Sekretaris BPBDPK Pandeglang, Nana Mulyana, mengatakan saat ini instansinya hanya memiliki satu unit perahu karet bermesin jenis rubber boat dengan kapasitas sepuluh orang. Namun, kondisi perahu tersebut sudah uzur dan tidak optimal untuk digunakan di lapangan.
“Memang dari sisi sarana dan prasarana, kita masih butuh kelengkapan yang maksimal, terutama perahu karet. Saat ini baru punya satu unit, dan itu pun sudah berusia tua,” kata Nana kepada RADARBANTEN.CO.ID, Sabtu 15 November 2025.
Rencana Tambahan Satu Unit di Perubahan Anggaran
Nana menuturkan, pihaknya telah mengusulkan penambahan satu unit perahu karet dalam perubahan APBD tahun ini.
“Insyaallah di perubahan anggaran ini kita bisa menambah satu unit lagi. Selama ini, Alhamdulillah, kita dibackup BPBD Provinsi Banten, Basarnas, dan TNI-Polri ketika terjadi bencana,” ujarnya.
Perahu bermesin 40 PK yang dimiliki BPBDPK dinilai cukup memadai untuk operasi di area sungai atau perairan laut. Namun, perahu tersebut kurang efektif digunakan di kawasan permukiman yang tergenang banjir.

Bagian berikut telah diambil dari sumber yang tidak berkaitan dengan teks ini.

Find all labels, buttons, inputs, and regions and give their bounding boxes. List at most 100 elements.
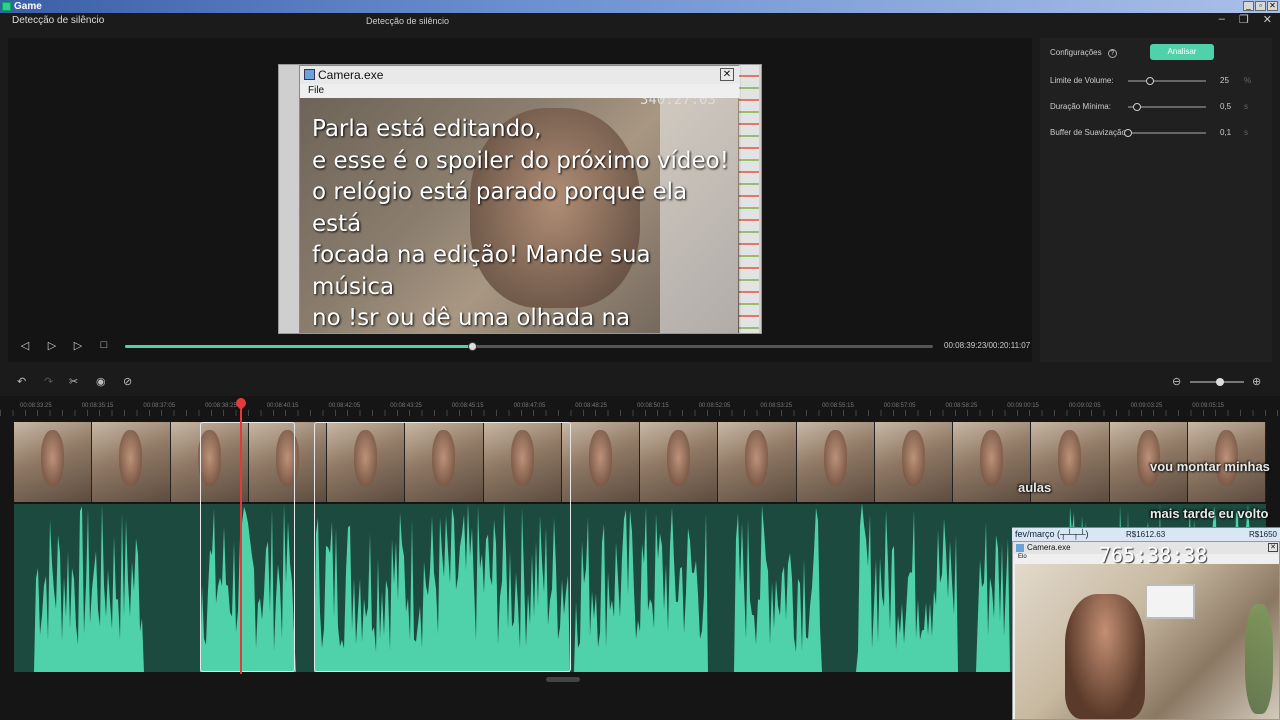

“Untuk lokasi seperti itu harus pakai perahu tanpa mesin. Kita punya tiga perahu boogie yang digerakkan dengan dayung. Penggunaannya disesuaikan dengan karakter lokasi bencana,” jelasnya.
Harga Perahu Karet Tahan Bocor Capai Rp120 Juta
Menurut Nana, perahu karet berkualitas tinggi yang tahan bocor dan goresan memiliki harga cukup mahal, yakni sekitar Rp120 juta per unit, belum termasuk mesin tambahan.
“Kami berharap penambahan peralatan ini segera terealisasi agar tim kami bisa bekerja lebih maksimal di lapangan,” tambahnya.
Selain perahu, BPBDPK Pandeglang juga membutuhkan tambahan perlengkapan keamanan seperti tali evakuasi dan alat keselamatan untuk penanganan bencana di daerah berbukit.
“Untuk pengamanan bilamana ada kejadian di bukit-bukit seperti itu,” pungkasnya.